Наконец она в Париже. Никто ее не ждет. Она опередила на несколько дней письмо, в котором сообщала близким о своем приезде. А ее настороженная мысль всю ночь бежала впереди поезда. Это было Вербное воскресенье; узнав в дороге, что Париж обстреляли из пушки, как будто созданной фантазией Жюля Верна, она испугалась за сына. Их квартал находился как раз в зоне обстрела. Очутиться в Париже под жерлами вражеских пушек было для нее облегчением. Но ее тревога стихла совсем лишь тогда, когда она увидела, что дом не тронут; взбежав по лестнице, она постучала в дверь и услышала – какое счастье! – шаги своего сына, который шел открывать.

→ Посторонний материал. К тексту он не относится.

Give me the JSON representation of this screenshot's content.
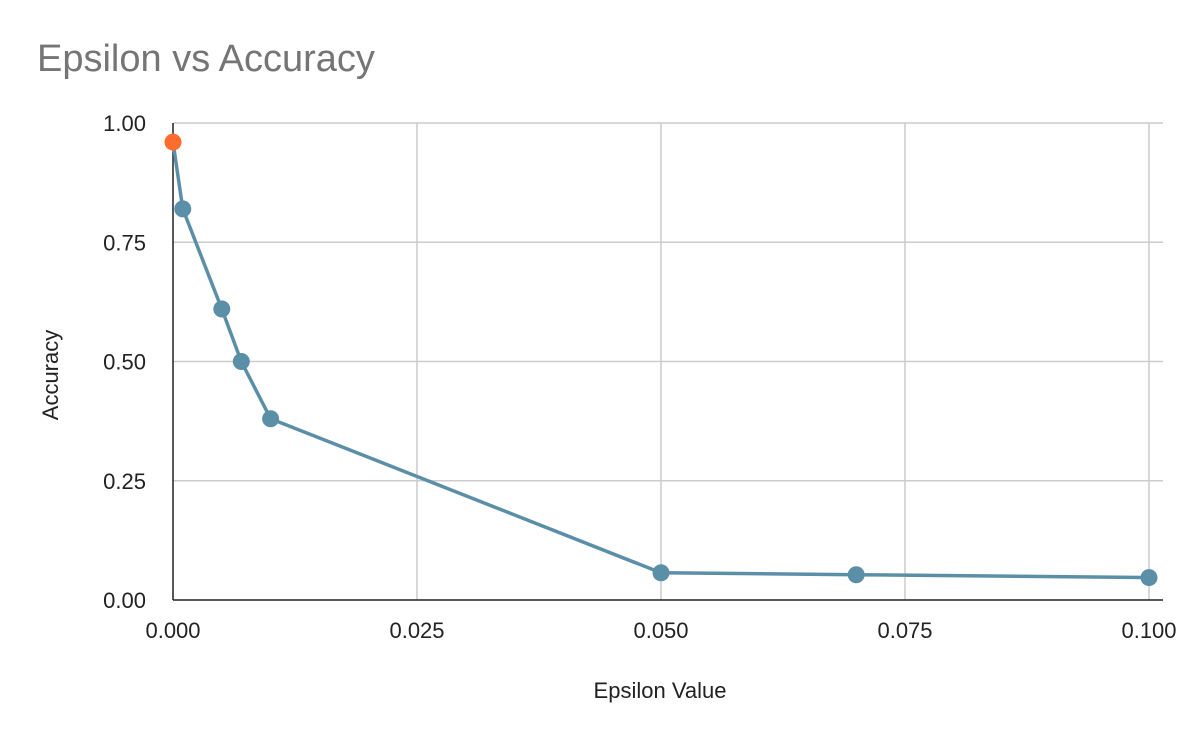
{
  "chart_data": {
    "type": "line",
    "title": "Epsilon vs Accuracy",
    "xlabel": "Epsilon Value",
    "ylabel": "Accuracy",
    "xlim": [
      0,
      0.1
    ],
    "ylim": [
      0,
      1
    ],
    "xticks": [
      "0.000",
      "0.025",
      "0.050",
      "0.075",
      "0.100"
    ],
    "yticks": [
      "0.00",
      "0.25",
      "0.50",
      "0.75",
      "1.00"
    ],
    "grid": true,
    "series": [
      {
        "line_color": "#5b8fa8",
        "x": [
          0,
          0.001,
          0.005,
          0.007,
          0.01,
          0.05,
          0.07,
          0.1
        ],
        "y": [
          0.96,
          0.82,
          0.61,
          0.5,
          0.38,
          0.057,
          0.053,
          0.047
        ],
        "point_colors": [
          "#ff6d2e",
          "#5b8fa8",
          "#5b8fa8",
          "#5b8fa8",
          "#5b8fa8",
          "#5b8fa8",
          "#5b8fa8",
          "#5b8fa8"
        ]
      }
    ]
  }
}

Марк остолбенел. На минуту оба потеряли самообладание, и от искусственной стены, которую они воздвигли между собой, не осталось и следа. Они крепко обнялись. И сила чувства, которое каждый вложил в это объятие, поразила обоих.
Но это длилось лишь краткий миг. Они не привыкли к откровенному выражению чувства и очень смутились: выпустив друг друга из объятий, они вернулись к прежнему тону.
Между ними была тайна. Аннета, войдя к себе, объяснила ему свое возвращение, как сочла нужным.